Falando na abertura do 4.º Festival Literário Internacional de Querença (FLIQ), que decorre naquela aldeia do concelho de Loulé até domingo, a governante revelou ainda que aceitou o convite por confiar "nas qualidades e na absoluta integridade" de quem a convidou.

Durante a aula, que decorreu num espaço aberto daquela aldeia do interior algarvio, Francisca van Dunem recordou também a sua infância, no sul de Angola, e a diferença que sentiu quando a família se mudou para a capital, Luanda, "cidade que cheirava a medo".

A mudança deu-se numa altura em que eclodia um conflito armado em Angola, o que fez com que andar na rua, fortemente patrulhada por milícias, sobretudo para os homens, se tivesse tornado "num ritual de encontro com o risco".

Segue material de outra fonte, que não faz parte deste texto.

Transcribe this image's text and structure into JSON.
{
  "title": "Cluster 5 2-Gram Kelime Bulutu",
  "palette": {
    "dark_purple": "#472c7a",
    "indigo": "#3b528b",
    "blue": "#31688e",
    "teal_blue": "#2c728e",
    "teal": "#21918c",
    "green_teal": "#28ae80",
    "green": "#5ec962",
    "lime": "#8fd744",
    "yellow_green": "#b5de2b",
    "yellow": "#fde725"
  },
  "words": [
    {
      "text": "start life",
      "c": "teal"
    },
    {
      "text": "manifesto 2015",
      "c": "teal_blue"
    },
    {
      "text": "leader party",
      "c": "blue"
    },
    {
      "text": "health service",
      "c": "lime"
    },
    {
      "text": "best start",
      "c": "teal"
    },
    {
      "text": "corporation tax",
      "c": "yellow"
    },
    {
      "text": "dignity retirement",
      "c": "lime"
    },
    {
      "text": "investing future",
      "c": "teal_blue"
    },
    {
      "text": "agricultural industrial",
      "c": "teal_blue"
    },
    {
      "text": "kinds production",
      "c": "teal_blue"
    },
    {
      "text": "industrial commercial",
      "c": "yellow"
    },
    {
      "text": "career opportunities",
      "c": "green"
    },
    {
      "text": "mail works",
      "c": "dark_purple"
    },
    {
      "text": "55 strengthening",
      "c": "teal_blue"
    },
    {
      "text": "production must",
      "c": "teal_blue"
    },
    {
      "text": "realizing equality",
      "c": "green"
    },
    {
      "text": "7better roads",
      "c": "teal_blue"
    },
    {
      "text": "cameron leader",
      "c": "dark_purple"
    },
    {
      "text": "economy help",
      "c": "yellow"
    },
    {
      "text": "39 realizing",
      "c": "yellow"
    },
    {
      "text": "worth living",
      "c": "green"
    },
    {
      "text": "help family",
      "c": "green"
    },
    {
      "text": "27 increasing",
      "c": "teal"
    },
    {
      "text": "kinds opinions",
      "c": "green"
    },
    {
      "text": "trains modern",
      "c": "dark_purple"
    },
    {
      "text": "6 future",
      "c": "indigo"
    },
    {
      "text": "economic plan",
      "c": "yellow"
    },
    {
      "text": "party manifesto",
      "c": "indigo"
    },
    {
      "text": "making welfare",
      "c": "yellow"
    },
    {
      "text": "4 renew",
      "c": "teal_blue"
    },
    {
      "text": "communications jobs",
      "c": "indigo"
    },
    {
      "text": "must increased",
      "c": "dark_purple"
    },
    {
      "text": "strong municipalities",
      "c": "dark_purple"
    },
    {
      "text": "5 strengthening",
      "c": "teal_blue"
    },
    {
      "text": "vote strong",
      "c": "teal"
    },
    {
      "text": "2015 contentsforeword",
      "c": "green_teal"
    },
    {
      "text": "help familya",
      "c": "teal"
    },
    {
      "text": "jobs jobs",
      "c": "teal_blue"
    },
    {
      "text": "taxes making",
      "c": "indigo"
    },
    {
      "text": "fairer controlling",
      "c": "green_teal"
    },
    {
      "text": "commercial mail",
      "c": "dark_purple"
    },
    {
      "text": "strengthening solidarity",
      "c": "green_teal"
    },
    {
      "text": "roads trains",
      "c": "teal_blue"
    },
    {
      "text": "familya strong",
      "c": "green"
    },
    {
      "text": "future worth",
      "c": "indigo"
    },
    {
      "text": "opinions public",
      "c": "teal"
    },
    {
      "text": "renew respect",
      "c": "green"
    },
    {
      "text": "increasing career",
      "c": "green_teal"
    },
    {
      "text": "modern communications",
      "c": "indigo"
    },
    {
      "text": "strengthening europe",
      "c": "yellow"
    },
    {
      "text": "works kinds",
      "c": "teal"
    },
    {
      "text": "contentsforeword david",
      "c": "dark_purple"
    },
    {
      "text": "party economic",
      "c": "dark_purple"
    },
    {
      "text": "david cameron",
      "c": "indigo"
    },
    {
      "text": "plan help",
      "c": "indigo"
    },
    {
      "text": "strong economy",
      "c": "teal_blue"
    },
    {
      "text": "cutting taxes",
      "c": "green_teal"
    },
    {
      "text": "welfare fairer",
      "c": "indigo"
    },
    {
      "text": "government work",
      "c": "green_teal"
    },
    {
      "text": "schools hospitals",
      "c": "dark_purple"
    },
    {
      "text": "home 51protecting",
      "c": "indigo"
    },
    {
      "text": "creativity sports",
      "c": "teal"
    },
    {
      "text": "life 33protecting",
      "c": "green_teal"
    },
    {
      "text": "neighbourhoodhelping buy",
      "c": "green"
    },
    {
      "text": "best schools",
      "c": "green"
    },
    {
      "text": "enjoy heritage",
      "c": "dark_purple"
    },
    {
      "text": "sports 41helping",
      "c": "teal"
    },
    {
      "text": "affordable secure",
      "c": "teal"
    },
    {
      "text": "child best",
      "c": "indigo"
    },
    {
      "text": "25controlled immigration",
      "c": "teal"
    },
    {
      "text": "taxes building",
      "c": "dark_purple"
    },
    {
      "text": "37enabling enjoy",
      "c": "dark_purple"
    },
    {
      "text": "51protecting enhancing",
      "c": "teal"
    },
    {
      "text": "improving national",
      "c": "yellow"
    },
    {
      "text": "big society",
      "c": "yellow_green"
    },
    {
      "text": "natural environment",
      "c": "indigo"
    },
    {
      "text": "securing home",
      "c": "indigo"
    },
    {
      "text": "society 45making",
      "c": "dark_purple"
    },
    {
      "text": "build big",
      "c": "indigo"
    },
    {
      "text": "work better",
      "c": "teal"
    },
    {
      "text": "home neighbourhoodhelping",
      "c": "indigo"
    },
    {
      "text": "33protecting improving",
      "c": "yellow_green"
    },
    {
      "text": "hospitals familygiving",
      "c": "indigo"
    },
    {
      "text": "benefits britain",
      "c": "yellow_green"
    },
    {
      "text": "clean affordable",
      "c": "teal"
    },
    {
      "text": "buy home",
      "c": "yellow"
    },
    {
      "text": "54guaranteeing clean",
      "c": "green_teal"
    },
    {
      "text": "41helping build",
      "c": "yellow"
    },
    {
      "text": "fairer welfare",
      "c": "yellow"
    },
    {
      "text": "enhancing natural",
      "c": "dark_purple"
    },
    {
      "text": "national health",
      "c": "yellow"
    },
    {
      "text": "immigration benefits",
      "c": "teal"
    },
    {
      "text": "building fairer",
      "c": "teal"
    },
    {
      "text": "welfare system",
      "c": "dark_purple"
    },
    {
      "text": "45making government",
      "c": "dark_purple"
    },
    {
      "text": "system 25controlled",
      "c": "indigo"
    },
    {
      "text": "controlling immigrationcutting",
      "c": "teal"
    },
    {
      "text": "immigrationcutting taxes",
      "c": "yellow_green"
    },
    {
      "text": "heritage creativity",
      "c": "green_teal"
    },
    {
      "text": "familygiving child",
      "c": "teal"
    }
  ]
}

Na sequência daquilo a que assistiu e que viveu, com cerca de 10 anos a atual ministra da Justiça decidiu que queria tornar-se advogada, inspirada em personagens de ficção, mas, sobretudo, por considerar que a advocacia "era um lugar de integridade e coragem".

"Eu cresci muito depressa, a conspirar para que um dia a justiça fosse igual para todos", revelou, acrescentando que a permanente ausência de justiça se tinha tornado "intolerável".

Francisca van Dunem recordou ainda a sua ida para Lisboa estudar Direito, na década de 1970, poucos meses antes do 25 de abril, e a sua carreira de 36 anos enquanto magistrada do Ministério Público.

A aula livre assinalou os 30 anos da iniciativa “Estudos Gerais Livres” (EGL), promovida pelo filósofo Agostinho da Silva e pelo antropólogo Manuel Viegas Guerreiro, patrono da fundação com o mesmo nome que organiza o festival.

O festival decorre este ano sob o tema "Literatura e Geografia(s)", homenageando o escritor, ensaísta e professor algarvio Nuno Júdice, vencedor do Prémio Rainha Sofia de poesia ibero-americana pela sua obra poética, em 2013.

A primeira aula dos EGL foi ministrada por Agostinho da Silva a 03 de maio de 1989, no Museu Nacional de Arte Antiga, com a presença, entre outras personalidades, do Presidente da República da altura, Mário Soares.

Os EGL foram criados por Manuel Viegas Guerreiro, em conjunto com o professor e amigo Agostinho da Silva, "com o intuito de levar o conhecimento e a discussão de temas à população em geral", lê-se no comunicado hoje divulgado.

O festival tem o apoio da Direção Regional de Cultura do Algarve, da Câmara de Loulé e da União de Freguesias de Querença, Tôr e Benafim.